The discrepancy surfaced as District officials continued to urge the D.C. Office of the Chief Financial Officer to conduct more thorough background checks of high-level job candidates. More than a decade ago, the agency discovered that its general counsel was not a lawyer.
George, hired for the D.C. tax appraiser job in November 2011, also wrote on his job application and his résuméthat he was a certified, level four appraiser in Georgia — the highest level designated by the Georgia Department of Revenue, which runs a continuing-education program for appraisers that includes certification. But public records and an interview with a state official show that George did not receive a high enough score on an exam to be certified in the top level.
“Mr. George never achieved level four,” said Jud Seymour, a spokesman for the Georgia Department of Revenue. “He did not achieve the prerequisite score.”
George passed the level four exam on his sixth try but did not receive the score on the level three exam necessary for level four certification, Seymour said. In the District, tax office appraisers are exempt from local licensing requirements, a city official said.
George’s tenure as chief appraiser has come under scrutiny in recent months after The Washington Post reported that his office had lowered the proposed taxable value of 500 commercial properties by $2.6 billion, settling the tax disputes before the city’s appeals process could play out.

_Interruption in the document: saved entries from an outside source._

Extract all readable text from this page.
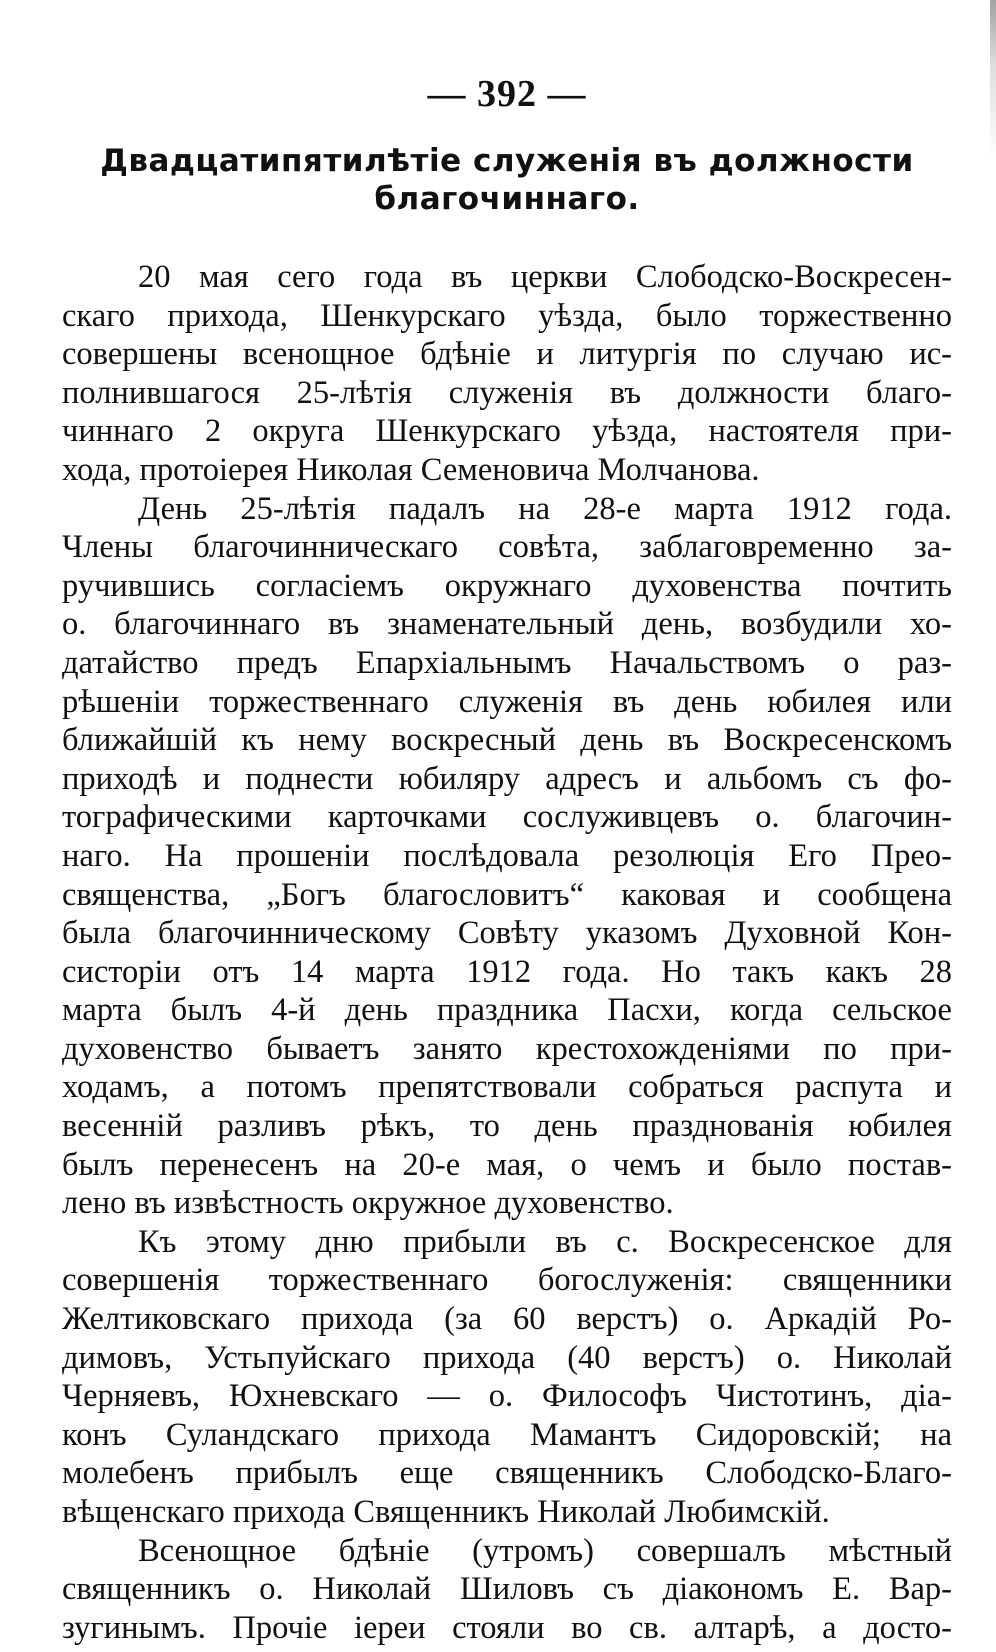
— 392 —
Двадцатипятилѣтіе служенія въ должности
благочиннаго.
20 мая сего года въ церкви Слободско-Воскресен-
скаго прихода, Шенкурскаго уѣзда, было торжественно
совершены всенощное бдѣніе и литургія по случаю ис-
полнившагося 25-лѣтія служенія въ должности благо-
чиннаго 2 округа Шенкурскаго уѣзда, настоятеля при-
хода, протоіерея Николая Семеновича Молчанова.
День 25-лѣтія падалъ на 28-е марта 1912 года.
Члены благочинническаго совѣта, заблаговременно за-
ручившись согласіемъ окружнаго духовенства почтить
о. благочиннаго въ знаменательный день, возбудили хо-
датайство предъ Епархіальнымъ Начальствомъ о раз-
рѣшеніи торжественнаго служенія въ день юбилея или
ближайшій къ нему воскресный день въ Воскресенскомъ
приходѣ и поднести юбиляру адресъ и альбомъ съ фо-
тографическими карточками сослуживцевъ о. благочин-
наго. На прошеніи послѣдовала резолюція Его Прео-
священства, „Богъ благословитъ“ каковая и сообщена
была благочинническому Совѣту указомъ Духовной Кон-
систоріи отъ 14 марта 1912 года. Но такъ какъ 28
марта былъ 4-й день праздника Пасхи, когда сельское
духовенство бываетъ занято крестохожденіями по при-
ходамъ, а потомъ препятствовали собраться распута и
весенній разливъ рѣкъ, то день празднованія юбилея
былъ перенесенъ на 20-е мая, о чемъ и было постав-
лено въ извѣстность окружное духовенство.
Къ этому дню прибыли въ с. Воскресенское для
совершенія торжественнаго богослуженія: священники
Желтиковскаго прихода (за 60 верстъ) о. Аркадій Ро-
димовъ, Устьпуйскаго прихода (40 верстъ) о. Николай
Черняевъ, Юхневскаго — о. Философъ Чистотинъ, діа-
конъ Суландскаго прихода Мамантъ Сидоровскій; на
молебенъ прибылъ еще священникъ Слободско-Благо-
вѣщенскаго прихода Священникъ Николай Любимскій.
Всенощное бдѣніе (утромъ) совершалъ мѣстный
священникъ о. Николай Шиловъ съ діакономъ Е. Вар-
зугинымъ. Прочіе іереи стояли во св. алтарѣ, а досто-
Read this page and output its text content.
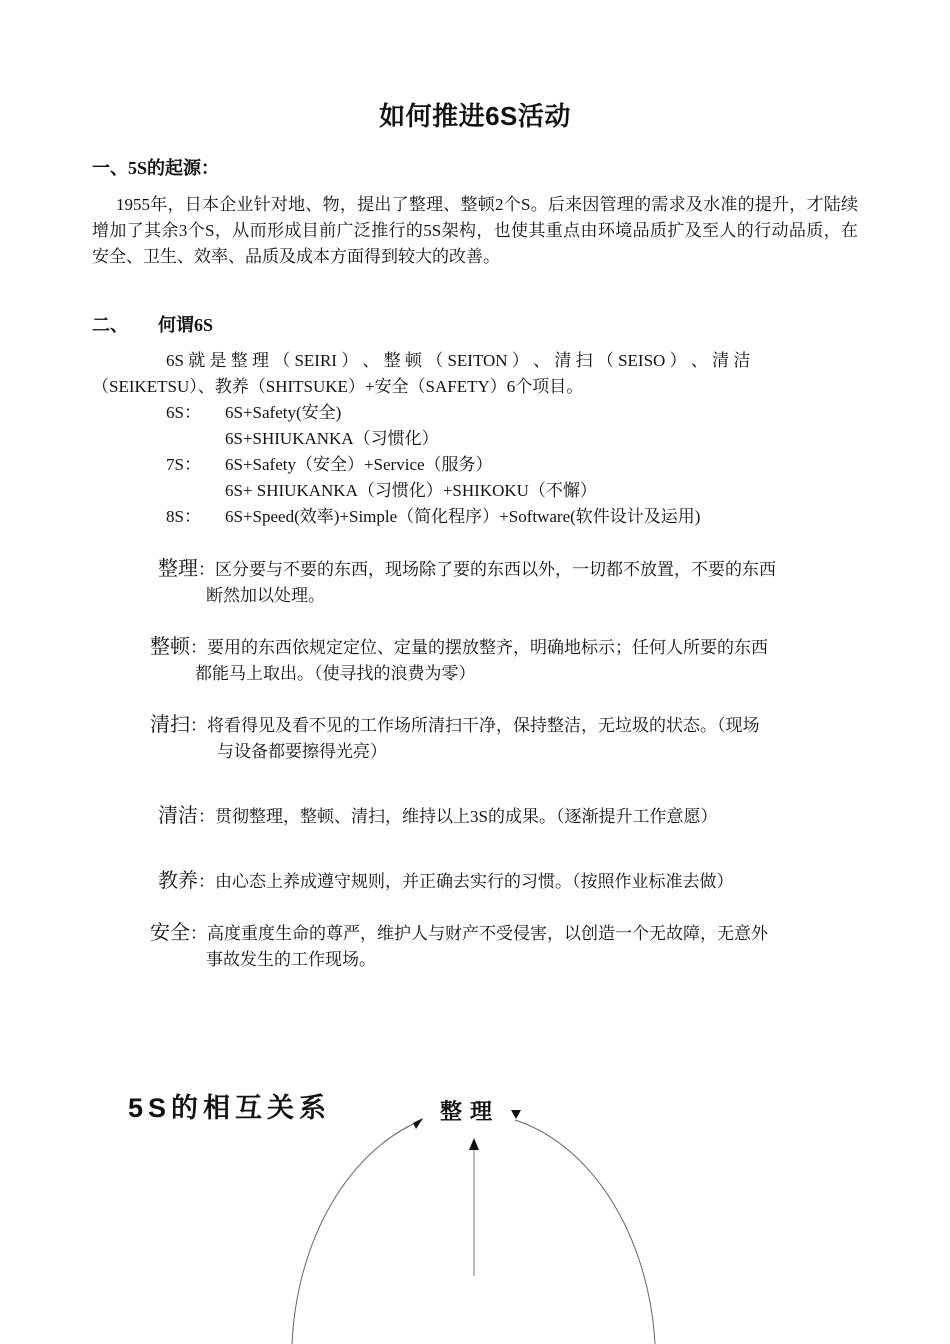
如何推进6S活动
一、5S的起源：
1955年，日本企业针对地、物，提出了整理、整顿2个S。后来因管理的需求及水准的提升，才陆续增加了其余3个S，从而形成目前广泛推行的5S架构，也使其重点由环境品质扩及至人的行动品质，在安全、卫生、效率、品质及成本方面得到较大的改善。
二、 何谓6S
6S 就 是 整 理 （ SEIRI ） 、 整 顿 （ SEITON ） 、 清 扫 （ SEISO ） 、 清 洁
（SEIKETSU）、教养（SHITSUKE）+安全（SAFETY）6个项目。
6S： 6S+Safety(安全)
6S+SHIUKANKA（习惯化）
7S： 6S+Safety（安全）+Service（服务）
6S+ SHIUKANKA（习惯化）+SHIKOKU（不懈）
8S： 6S+Speed(效率)+Simple（简化程序）+Software(软件设计及运用)
整理：区分要与不要的东西，现场除了要的东西以外，一切都不放置，不要的东西
断然加以处理。
整顿：要用的东西依规定定位、定量的摆放整齐，明确地标示；任何人所要的东西
都能马上取出。（使寻找的浪费为零）
清扫：将看得见及看不见的工作场所清扫干净，保持整洁，无垃圾的状态。（现场
与设备都要擦得光亮）
清洁：贯彻整理，整顿、清扫，维持以上3S的成果。（逐渐提升工作意愿）
教养：由心态上养成遵守规则，并正确去实行的习惯。（按照作业标准去做）
安全：高度重度生命的尊严，维护人与财产不受侵害，以创造一个无故障，无意外
事故发生的工作现场。
5S的相互关系	整理
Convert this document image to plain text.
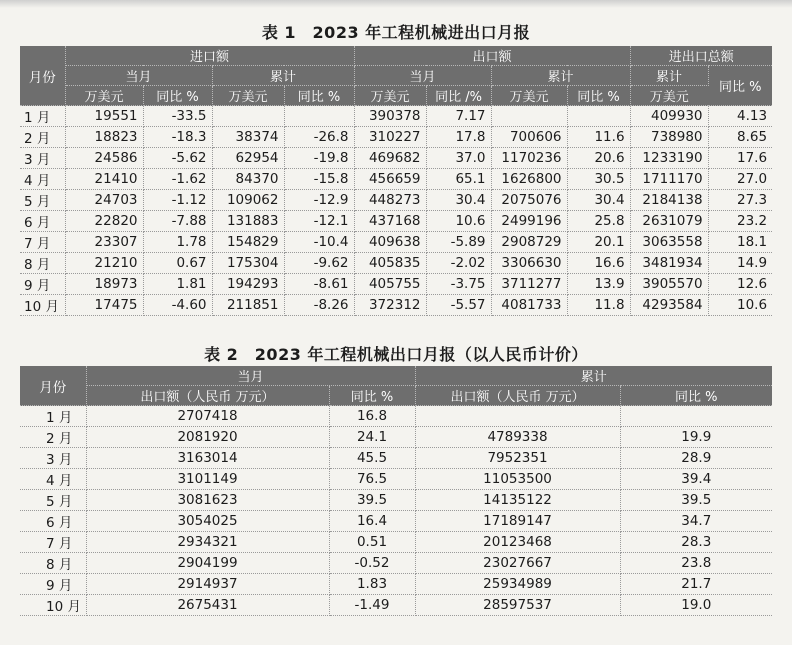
表 1　2023 年工程机械进出口月报
月份	进口额				出口额				进出口总额	
	当月		累计		当月		累计		累计	同比 %
	万美元	同比 %	万美元	同比 %	万美元	同比 /%	万美元	同比 %	万美元	
1 月	19551	-33.5			390378	7.17			409930	4.13
2 月	18823	-18.3	38374	-26.8	310227	17.8	700606	11.6	738980	8.65
3 月	24586	-5.62	62954	-19.8	469682	37.0	1170236	20.6	1233190	17.6
4 月	21410	-1.62	84370	-15.8	456659	65.1	1626800	30.5	1711170	27.0
5 月	24703	-1.12	109062	-12.9	448273	30.4	2075076	30.4	2184138	27.3
6 月	22820	-7.88	131883	-12.1	437168	10.6	2499196	25.8	2631079	23.2
7 月	23307	1.78	154829	-10.4	409638	-5.89	2908729	20.1	3063558	18.1
8 月	21210	0.67	175304	-9.62	405835	-2.02	3306630	16.6	3481934	14.9
9 月	18973	1.81	194293	-8.61	405755	-3.75	3711277	13.9	3905570	12.6
10 月	17475	-4.60	211851	-8.26	372312	-5.57	4081733	11.8	4293584	10.6
表 2　2023 年工程机械出口月报（以人民币计价）
月份	当月		累计	
	出口额（人民币 万元）	同比 %	出口额（人民币 万元）	同比 %
1 月	2707418	16.8		
2 月	2081920	24.1	4789338	19.9
3 月	3163014	45.5	7952351	28.9
4 月	3101149	76.5	11053500	39.4
5 月	3081623	39.5	14135122	39.5
6 月	3054025	16.4	17189147	34.7
7 月	2934321	0.51	20123468	28.3
8 月	2904199	-0.52	23027667	23.8
9 月	2914937	1.83	25934989	21.7
10 月	2675431	-1.49	28597537	19.0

The reductions, which D.C. Chief Financial Officer Natwar M. Gandhi has said were necessary to avoid litigation, meant that the city collected about $48 million less in potential revenue for 2012 than the original assessments would have generated. The number of reductions created dissension within the tax office. One employee filed an anonymous complaint on an employee hotline, and the FBI and internal auditors have been investigating, according to several people familiar with the probe who asked not to be identified because of the sensitivity of the subject. George has not returned calls and e-mails seeking comment.
Through a public records request, The Post in July sought a copy of George’s résuméand job application. Gandhi’s office declined to provide the documents, stating that they contained personal information exempt from disclosure.
The Post appealed to the mayor’s office, which last week ordered the agency to release the records, subject to redaction of personal information, saying that the public interest in such documents outweighed any privacy interest.